I'd generally always recommend the "multiple rows" approach as it has several advantages:
You can use SQL to return for example WHERE type=3 without any great difficulty as you don't have to use WHERE type LIKE '%3%', which is less efficient
If you ever need to store additional data against each content_id and type pair, you'll find it a lot easier in the multiple row version
You'll be able to apply one, or more, indexes to your table when it's stored in the "multiple row" format to improve the speed at which data is retrieved
It's easier to write a query to add/remove content_id and type pairs when each pair is stored separately than when you store them as a comma seaparated list
It'll (nearly) always be quicker to let SQL process the data to give you a subset than to pass it to PHP, or anything else, for processing
In general, let SQL do what it does best, which is allow you to store the data, and obtain subsets of the data.
I always use multiple rows. If you use single rows your data is hard to read and you have to split it up once you grab it from the database.

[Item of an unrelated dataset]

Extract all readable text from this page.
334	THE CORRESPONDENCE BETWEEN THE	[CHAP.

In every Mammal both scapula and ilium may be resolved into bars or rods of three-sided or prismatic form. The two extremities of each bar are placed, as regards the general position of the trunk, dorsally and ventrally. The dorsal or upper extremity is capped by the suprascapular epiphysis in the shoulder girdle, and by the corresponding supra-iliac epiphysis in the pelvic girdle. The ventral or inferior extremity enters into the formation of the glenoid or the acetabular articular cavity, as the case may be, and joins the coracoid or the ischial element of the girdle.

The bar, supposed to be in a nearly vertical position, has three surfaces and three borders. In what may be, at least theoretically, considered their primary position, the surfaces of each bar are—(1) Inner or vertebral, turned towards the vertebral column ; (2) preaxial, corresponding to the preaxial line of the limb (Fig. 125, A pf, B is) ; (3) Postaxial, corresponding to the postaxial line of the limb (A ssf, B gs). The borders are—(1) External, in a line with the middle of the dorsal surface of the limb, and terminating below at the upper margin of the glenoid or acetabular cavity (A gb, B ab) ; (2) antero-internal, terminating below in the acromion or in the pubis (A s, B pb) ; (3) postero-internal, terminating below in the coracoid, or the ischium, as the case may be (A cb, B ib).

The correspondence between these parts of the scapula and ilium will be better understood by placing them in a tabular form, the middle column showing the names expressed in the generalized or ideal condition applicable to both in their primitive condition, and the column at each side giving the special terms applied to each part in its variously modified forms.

Use multiple rows. That way, you can index that type column later, and search it faster if you need to in the future. Also it removes a dependency on your front-end language to do parsing on query results.
Normalised vs de-normalised design.
usually I would recommend sticking to the "multiple rows" style (normalised)
Although sometimes (for performance/storage reasons) people deliberately implement "single row" style.
Have a look here:
http://www.databasedesign-resource.com/denormalization.html
The single row could be better in a few cases. Reporting tends to be easer with some denormalization is the main example. So if your code is cleaner/performs better with the single row, then go for that. Other wise the multiple rows would be the way to go.
Never, ever, ever cram multiple logical fields into a single field with comma separators.
The right way is to create multiple rows.
If there's some performance reason that demands you use a single row, at least make multiple fields in the row. But that said, there is almost never a good performance reason to do this. First make a good design.
Do you ever want to know all the records with, say, type=2? With multiple rows, this is easy: "select content_id from mytable where type=2". With the crammed field, you would have to say "select content_id from mytable where type like '%2%'". Oh, except what happens if there are more than 11 types? The above query would find "12". Okay, you could say "where type like '%,2,%'". Except that doesn't work if 2 is the first or the last in the list. Even if you came up with a way to do it reliably, a LIKE search with an initial % means a sequential read of every record in the table, which is very slow.
How big will you make the cram field? What if the string of types is too big to fit in your maximum?
Do you carry any data about the types? If you create a second table with key of "type" and, say, a description of that type, how will you join to that table. With multiple rows, you could simply write "select content_id, type_id, description from content join type using (type_id)". With a crammed field ... not so easy.
If you add a new type, how do you make it consistent? Suppose it used to say "3,7,9" and now you add "5". Can you say "3,7,9,5" ? Or do they have to be in order? If they're not in order, it's impossible to check for equality, because "1,2" and "2,1" will not look equal but they are really equivalent. In either case, updating a type field now becomes a program rather than a single SQL statement.
If there is some trivial performace gain, it's just not worth it.